Le chasseur de lapins

Kepler, Lars ; traduit du suédois par Lena Grumbach
Policier & Thriller
Actes Sud, 2018, 566 pages, (Collection Actes Noirs), 23.80 €

🙂 🙂 Pauvres lapins

D’abord, les autorités ont cru à un acte terroriste. Il faut bien reconnaître qu’assassiner le Ministre des Affaires étrangères suédois de cette façon quasi-rituelle et en tous cas sauvage, ça ne laisse penser ni à un crime passionnel, ni à un cambriolage qui aurait mal tourné.
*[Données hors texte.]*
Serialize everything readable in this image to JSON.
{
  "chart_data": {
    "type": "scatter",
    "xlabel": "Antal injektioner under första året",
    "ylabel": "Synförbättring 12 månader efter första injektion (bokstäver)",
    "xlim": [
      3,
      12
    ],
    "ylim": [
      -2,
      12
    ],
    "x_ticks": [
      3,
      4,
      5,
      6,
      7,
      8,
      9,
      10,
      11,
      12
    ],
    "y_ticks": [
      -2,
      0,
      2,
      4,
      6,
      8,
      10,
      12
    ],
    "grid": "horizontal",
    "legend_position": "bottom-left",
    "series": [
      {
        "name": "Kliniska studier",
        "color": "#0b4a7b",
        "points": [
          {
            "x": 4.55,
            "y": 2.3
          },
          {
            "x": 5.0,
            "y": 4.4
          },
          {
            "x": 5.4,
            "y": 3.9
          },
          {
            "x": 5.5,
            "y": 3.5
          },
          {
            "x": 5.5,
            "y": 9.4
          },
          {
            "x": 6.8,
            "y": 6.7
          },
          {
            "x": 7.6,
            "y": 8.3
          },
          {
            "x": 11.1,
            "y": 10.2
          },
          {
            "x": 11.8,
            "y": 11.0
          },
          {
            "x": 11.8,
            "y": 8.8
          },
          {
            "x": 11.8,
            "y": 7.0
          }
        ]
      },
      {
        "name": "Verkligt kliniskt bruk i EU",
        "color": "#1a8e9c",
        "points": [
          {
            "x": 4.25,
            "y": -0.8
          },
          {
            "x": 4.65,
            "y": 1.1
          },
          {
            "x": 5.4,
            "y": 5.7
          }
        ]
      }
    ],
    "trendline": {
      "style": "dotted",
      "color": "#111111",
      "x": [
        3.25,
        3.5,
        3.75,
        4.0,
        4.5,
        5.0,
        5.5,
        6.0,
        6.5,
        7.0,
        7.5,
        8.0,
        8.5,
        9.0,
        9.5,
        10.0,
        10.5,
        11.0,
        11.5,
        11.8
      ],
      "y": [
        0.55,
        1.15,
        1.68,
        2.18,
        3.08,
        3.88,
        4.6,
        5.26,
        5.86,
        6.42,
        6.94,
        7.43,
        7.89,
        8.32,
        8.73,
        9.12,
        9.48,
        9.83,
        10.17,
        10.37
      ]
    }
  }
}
Le ministre profitait effectivement de l’absence de sa femme pour occuper sadiquement sa soirée avec un jeune demoiselle, certes professionnelle, mais qui ne s’attendait pas à de tels extrêmes de la part de son client. Fait bizarre, la jeune femme avait été laissée en vie par le tueur. L’enquête est confiée à la Sureté de l’état qui, croyant à la piste terroriste, fait appel à un ancien policier, Joona Linna, incarcéré au moment des faits et qui pourrait donc entrer facilement en contact avec un autre prisonnier soupçonné d’être la tête pensante de l’assassinat. Une course contre la montre s’engage, le tueur ayant laissé entendre à la prostituée que d’autres victimes allaient tomber sous ses coups prochainement.

 

D’une efficacité redoutable, Kepler nous entraîne dès les premières lignes au cœur de son intrigue comme le ferait une lame de fond d’un radeau de fortune. Impossible de résister à l’épaisseur du mystère qu’il met en place ou d’imaginer vers quel dénouement il nous entraîne avant la bonne moitié du roman. Les éléments permettant une véritable résolution ne se dévoilent effectivement qu’avec parcimonie alors que les fausses pistes convergent presque trop joliment vers un drame inévitable. Il faudra toute l’attention des deux principaux policiers en charge de l’enquête -le fameux Joona et son indestructible collègue Saga Bauer- pour démêler le vrai du faux. Au-delà de ces qualités indéniables, l’ensemble du roman souffre néanmoins d’un style d’un sécheresse absolue, un genre de non-style aisément reconnaissable et d’une fâcheuse tendance de l’auteur à l’étirement en longueur. Au-delà du cap de la moitié des 566 pages que comptent l’intrigue, bien peu de pièces manquent à l’esprit du lecteur attentif, ce qui donne un côté artificiel aux derniers rebondissements. Quant aux personnages, c’est bizarrement aux seconds rôles ou aux méchants de service que Kepler arrive à donner le plus d’épaisseur ; les flics, trop lisses malgré ses efforts pour les doter d’une vie privée inhabituelle, ne marquant finalement que très peu la mémoire. Efficace et divertissant donc.